6. Apparatus according to claim 1 wherein the means acting on a take-up rollers (27) and providing rotational force thereto comprises a knurling (29) formed on the surface of the take-up rollers (27) and at least one air blast nozzle (99) having an air stream directed inwardly towards the nip, and essentially tangentially with respect to the surface of the knurl of the rollers to provide driving power for said rollers by turbine action of the air blast against the knurling of the surface of the respective roller.

7. Apparatus according to claim 1 wherein the printing press includes means for (43,45,47) for mechanized threading of the paper web through the printing press, and including a pulling carrier (47) engageable with a paper strip (49) connected to said paper web to pull the paper web through the press and thereby thread the paper web through the press,

and wherein said apparatus further includes severing means (59,61) located adjacent at least one of the edges (63,73) of the former (5,65) to severe the pulling strip (49) from the web.

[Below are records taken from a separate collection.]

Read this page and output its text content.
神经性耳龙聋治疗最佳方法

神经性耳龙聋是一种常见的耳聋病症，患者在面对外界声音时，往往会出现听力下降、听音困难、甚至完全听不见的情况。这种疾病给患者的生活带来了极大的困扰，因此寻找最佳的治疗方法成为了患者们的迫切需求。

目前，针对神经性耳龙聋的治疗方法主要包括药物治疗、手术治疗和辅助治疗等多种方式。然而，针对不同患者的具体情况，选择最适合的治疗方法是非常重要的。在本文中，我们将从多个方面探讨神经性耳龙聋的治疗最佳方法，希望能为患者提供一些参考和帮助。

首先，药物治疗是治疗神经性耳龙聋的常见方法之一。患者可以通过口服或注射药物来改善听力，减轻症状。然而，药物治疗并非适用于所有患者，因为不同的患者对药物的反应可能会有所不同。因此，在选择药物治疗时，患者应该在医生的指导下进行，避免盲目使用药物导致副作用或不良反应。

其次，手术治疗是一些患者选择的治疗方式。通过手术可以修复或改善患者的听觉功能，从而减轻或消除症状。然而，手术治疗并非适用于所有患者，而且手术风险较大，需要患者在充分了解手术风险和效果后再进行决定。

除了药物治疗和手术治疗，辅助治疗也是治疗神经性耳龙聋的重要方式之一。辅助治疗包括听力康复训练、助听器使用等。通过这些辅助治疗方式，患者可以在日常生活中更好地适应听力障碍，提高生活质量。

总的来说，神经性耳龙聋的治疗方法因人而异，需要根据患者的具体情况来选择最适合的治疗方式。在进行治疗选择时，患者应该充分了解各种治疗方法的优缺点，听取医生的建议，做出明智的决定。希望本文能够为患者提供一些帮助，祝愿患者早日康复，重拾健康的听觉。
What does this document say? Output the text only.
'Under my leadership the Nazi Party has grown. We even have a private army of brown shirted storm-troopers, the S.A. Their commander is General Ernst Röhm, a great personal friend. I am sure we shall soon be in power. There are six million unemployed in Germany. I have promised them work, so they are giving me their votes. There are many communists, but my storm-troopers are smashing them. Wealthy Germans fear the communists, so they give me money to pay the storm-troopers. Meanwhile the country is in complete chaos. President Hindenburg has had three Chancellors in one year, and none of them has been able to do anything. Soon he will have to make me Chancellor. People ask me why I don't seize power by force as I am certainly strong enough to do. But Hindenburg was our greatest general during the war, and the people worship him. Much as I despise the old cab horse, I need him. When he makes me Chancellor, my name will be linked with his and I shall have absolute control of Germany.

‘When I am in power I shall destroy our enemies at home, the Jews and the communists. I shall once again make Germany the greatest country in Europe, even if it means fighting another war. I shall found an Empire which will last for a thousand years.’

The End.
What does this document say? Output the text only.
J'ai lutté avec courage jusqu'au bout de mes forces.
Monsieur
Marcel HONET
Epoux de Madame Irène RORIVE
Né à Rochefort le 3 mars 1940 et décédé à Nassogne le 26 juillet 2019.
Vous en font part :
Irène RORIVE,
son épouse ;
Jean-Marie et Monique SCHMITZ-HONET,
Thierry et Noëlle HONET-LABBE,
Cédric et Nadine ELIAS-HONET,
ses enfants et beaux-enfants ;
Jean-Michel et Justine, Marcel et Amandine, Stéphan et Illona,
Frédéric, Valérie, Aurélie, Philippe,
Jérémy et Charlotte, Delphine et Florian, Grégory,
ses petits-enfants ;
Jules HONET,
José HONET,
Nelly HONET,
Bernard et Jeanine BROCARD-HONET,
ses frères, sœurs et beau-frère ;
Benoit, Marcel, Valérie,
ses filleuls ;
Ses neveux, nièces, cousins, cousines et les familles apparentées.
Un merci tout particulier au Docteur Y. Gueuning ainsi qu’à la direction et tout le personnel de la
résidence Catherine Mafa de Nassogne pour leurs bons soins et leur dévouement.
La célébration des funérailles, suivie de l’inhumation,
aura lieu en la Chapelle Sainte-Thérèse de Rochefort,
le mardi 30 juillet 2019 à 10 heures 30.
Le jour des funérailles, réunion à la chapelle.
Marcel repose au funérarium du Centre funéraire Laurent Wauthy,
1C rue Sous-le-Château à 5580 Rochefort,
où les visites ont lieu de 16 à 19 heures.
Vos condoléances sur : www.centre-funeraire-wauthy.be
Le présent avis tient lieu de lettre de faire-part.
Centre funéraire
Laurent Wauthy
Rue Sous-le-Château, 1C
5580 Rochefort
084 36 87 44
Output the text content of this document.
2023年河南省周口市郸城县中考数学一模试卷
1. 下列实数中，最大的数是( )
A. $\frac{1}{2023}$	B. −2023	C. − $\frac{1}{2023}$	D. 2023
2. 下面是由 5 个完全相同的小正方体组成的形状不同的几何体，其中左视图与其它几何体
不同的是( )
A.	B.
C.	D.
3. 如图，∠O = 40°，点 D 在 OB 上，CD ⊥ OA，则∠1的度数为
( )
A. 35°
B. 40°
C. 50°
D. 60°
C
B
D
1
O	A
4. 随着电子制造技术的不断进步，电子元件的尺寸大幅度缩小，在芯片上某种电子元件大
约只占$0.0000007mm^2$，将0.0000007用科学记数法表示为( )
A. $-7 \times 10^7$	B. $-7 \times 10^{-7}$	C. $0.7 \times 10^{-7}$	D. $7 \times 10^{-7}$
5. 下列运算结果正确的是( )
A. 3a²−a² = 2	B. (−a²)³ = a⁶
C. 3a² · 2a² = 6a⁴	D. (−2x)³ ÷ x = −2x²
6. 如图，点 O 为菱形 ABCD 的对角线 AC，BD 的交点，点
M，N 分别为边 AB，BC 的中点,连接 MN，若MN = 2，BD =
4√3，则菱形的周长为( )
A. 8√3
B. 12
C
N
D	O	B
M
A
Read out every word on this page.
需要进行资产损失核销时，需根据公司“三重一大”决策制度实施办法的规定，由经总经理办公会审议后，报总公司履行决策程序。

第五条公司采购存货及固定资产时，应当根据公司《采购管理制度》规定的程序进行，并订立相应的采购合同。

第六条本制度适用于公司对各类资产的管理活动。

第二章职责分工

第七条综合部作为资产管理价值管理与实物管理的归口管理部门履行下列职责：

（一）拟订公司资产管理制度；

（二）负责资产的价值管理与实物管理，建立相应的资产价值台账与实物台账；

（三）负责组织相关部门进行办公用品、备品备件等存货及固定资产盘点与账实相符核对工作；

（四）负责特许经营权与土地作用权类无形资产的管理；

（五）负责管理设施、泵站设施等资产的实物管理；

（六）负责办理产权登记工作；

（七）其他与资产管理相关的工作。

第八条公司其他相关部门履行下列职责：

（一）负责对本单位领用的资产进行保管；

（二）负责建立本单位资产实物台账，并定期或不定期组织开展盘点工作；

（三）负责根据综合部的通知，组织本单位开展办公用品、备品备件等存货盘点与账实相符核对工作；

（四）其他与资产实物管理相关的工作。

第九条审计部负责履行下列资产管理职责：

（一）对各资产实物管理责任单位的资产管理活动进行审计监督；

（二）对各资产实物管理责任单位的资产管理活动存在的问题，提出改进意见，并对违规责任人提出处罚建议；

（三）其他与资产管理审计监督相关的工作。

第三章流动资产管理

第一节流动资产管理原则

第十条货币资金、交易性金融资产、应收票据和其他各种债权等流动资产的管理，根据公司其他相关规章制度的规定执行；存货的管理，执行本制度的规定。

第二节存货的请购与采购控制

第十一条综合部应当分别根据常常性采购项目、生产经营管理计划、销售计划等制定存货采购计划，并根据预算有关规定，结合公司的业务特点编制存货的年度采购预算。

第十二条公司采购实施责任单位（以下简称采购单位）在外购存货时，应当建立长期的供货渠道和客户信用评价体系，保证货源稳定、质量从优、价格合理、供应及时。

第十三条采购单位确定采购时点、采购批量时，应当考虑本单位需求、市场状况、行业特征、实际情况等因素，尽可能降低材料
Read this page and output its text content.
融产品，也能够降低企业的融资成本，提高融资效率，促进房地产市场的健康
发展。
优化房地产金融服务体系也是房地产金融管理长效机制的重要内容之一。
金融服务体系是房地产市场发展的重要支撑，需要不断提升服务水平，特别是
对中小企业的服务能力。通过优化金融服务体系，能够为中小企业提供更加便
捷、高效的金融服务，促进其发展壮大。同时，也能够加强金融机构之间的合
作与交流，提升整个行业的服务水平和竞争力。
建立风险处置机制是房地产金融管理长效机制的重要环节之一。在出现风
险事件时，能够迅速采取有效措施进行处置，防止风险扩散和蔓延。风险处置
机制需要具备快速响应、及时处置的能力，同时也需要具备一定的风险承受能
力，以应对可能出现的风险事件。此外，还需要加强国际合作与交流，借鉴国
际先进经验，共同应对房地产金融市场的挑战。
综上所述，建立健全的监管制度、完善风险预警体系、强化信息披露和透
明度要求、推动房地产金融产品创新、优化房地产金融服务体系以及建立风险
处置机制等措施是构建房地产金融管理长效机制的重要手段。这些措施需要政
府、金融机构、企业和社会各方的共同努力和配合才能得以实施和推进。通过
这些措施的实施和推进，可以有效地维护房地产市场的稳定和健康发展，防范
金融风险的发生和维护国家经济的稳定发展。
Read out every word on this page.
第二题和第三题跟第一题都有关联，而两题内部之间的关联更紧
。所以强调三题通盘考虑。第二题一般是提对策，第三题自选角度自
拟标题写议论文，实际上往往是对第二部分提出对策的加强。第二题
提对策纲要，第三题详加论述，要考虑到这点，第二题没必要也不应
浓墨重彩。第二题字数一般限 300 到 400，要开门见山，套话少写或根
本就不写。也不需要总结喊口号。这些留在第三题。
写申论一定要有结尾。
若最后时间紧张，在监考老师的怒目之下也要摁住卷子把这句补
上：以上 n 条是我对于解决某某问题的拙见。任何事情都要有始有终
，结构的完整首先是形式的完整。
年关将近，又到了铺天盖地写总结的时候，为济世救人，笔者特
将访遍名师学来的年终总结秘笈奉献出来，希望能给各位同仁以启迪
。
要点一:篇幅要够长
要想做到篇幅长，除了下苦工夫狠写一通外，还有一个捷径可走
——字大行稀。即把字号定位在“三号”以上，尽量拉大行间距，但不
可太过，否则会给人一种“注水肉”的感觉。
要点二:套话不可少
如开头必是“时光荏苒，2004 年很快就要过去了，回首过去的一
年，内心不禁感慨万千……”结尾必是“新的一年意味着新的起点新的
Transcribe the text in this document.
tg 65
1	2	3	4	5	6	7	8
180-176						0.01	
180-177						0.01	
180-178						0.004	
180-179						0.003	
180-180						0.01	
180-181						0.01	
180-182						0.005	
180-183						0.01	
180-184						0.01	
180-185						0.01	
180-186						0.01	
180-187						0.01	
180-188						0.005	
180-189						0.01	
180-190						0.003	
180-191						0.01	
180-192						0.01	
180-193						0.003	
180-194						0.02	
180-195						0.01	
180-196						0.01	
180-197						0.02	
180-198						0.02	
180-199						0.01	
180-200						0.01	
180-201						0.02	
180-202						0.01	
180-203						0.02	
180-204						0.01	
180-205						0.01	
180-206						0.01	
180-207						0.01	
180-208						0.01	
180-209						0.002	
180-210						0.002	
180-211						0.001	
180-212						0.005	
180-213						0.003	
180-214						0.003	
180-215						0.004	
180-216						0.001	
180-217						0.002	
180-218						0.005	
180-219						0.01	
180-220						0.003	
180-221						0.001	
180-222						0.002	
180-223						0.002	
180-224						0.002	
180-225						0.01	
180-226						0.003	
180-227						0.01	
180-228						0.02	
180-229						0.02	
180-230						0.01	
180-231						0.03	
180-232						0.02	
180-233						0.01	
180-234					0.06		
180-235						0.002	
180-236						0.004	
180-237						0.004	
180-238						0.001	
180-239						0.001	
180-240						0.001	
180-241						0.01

8. Apparatus according to claim 7 wherein the severing means comprises two co-operating cutting wheels (59,61), and said paper strip comprises an adhesive strip adhered to the initial portions of the web.

9. Apparatus according to claim 1 further including endless transport belts (92) located on each side of the former (5) and in the plane of the guide baffles (69,71), the endless transport belts (92) extending essentially perpendicularly to the nip (75) between the take-up rollers (27).

10. Apparatus according to claim 9 further comprising

a suction chamber (91) located behind the run of the transport belt exposed to the paper;

and openings formed in the transport belts to apply suction of the paper against the transport belts from the suction chamber.

11. Apparatus according to claim 9 wherein said transport belts are inclined slightly towards the direction of the respective longitudinal edge of paper web.